Apple, Nike and other big companies could get billion-dollar tariff refunds
These stocks could pop if the Supreme Court invalidates Trump's emergency tariffs and the government has to give the money back
If the Supreme Court voids President Trump’s emergency tariffs, as seems likely, the government will face an unprecedented task: Refunding billions of dollars in import taxes it has already collected.
Markets probably haven’t priced in this reversal of payments. But they will if the Supremes rule against Trump. And the biggest beneficiaries will be some of corporate America’s marquee names, which could goose stock values.
“If refunds were required, a lot of businesses would be helped by getting the tariff money back,” Patrick O’Hare of Briefing.com explained in a November 12 analysis. “So it could be seen as a boon for earnings prospects.”
At stake are the emergency tariffs Trump has used to justify about 75% of the new import taxes he has imposed this year. Trump claims a 1977 law gives him the power to impose tariffs for any reason he deems an “emergency.” But two federal courts have already said that law doesn’t give the president tariff authority, and a majority of the nine Supreme Court justices seemed to agree on November 5, when they heard the appeal. The ruling could come by the end of 2025 or early 2026.
The government collected around $108 billion in emergency tariff revenue through October, according to PwC. Those tariffs are still in effect, and the tally could hit $120 billion by the end of the year. That’s $120 billion that importers have paid to the government as tax revenue, which might be coming right back to them.
Dozens of public companies have said Trump’s tariffs have raised costs and cut into earnings during the last two quarters. Apple says the tariffs have cost it nearly $2 billion so far. Nike expects a tariff bill of $1.5 billion for the year; Procter & Gamble, a $1 billion tariff hit.
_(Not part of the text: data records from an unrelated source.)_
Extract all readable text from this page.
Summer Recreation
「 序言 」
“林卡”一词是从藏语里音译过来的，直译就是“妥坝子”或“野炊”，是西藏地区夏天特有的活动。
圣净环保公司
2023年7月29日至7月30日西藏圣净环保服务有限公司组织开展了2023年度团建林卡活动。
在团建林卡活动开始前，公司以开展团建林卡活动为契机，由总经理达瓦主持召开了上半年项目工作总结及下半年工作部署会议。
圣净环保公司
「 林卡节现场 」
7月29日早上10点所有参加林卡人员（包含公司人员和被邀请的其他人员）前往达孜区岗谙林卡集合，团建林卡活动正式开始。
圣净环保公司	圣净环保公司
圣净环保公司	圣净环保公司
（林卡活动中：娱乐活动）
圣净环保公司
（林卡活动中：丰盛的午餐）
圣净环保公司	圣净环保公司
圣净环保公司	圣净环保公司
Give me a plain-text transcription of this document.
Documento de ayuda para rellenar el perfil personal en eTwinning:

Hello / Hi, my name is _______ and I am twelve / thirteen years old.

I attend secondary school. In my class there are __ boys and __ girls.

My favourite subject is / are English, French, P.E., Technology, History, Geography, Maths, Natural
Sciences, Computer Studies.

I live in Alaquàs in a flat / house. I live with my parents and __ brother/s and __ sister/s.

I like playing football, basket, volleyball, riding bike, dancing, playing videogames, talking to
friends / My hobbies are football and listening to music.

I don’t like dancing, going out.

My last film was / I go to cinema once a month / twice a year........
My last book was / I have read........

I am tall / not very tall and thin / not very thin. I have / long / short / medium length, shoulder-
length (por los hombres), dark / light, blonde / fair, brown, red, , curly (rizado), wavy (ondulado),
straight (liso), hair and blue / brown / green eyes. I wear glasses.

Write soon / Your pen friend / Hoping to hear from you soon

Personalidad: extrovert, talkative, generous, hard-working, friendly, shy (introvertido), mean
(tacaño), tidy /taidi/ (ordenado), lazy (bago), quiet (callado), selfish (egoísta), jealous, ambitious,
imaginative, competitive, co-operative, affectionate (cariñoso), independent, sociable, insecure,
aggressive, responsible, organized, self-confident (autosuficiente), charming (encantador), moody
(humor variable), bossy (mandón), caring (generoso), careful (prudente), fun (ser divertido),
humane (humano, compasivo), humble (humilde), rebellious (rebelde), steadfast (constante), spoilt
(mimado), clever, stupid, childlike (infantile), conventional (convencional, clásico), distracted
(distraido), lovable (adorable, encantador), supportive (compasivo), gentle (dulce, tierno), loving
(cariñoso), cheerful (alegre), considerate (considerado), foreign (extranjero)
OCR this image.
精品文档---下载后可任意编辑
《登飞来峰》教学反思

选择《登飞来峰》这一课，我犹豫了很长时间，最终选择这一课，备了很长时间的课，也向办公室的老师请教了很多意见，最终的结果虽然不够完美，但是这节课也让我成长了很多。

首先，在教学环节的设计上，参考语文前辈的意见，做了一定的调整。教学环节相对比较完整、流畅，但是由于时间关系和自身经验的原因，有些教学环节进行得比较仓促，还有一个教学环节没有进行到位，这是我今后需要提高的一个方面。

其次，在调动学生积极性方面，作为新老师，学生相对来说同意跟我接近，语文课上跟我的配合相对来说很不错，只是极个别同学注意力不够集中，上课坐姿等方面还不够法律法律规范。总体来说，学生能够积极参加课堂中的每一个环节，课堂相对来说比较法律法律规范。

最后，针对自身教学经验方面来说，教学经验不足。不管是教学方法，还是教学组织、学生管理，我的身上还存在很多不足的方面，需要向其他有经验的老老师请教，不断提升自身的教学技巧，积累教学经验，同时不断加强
Many retailers have said they need to raise prices because of rising tariff costs. Those include Walmart, Target, Macy’s, Best Buy, Home Depot, Columbia Sportwear, Stanley Black & Decker, and many others. All of these companies would qualify for refunds. Whether they would roll back price hikes is a trickier question, since for-profit sellers want to get the highest prices buyers will pay.
The emergency tariffs are the ones Trump refers to as “reciprocal” tariffs, generally imposed on a country-by-country basis. At the start of the year, for instance, the average tariff on imports from China was about 21%. Through a series of moves, Trump has ratcheted that up to nearly 58%. Most of that increase has come from emergency tariffs that will disappear if the Supreme Court rules them illegal.
Trump has levied other types of tariffs not included in the Supreme Court case, such as those on imported autos, auto parts, steel, aluminum, copper and lumber. Automakers have endured some of the biggest cost hikes from the tariffs, since many of the components in cars have gotten more expensive. General Motors says the new taxes will cost it as much as $4.5 billion this year. Ford pegs its annual tariff increase at $1 billion. Those companies won’t get much relief from the Supreme Court case.
An infusion of cash into the corporate sector could definitely boost the stock values of companies suddenly a little bit richer. But there’s another wrinkle. Less government revenue from tariffs means annual budget deficits and the $38 trillion national debt would be a little bit bigger, and that’s something investors worry about, too.
“If the Treasury market thinks the U.S. won’t be able to collect as much tariff revenue and/or has to refund the tariff revenue already collected, that may fuel deficit concerns that drive up interest rates,” O’Hare explains.
There’s been no move in that direction yet. But Trump’s tariffs have kept investors off-balance all year. The gymnastics aren’t over.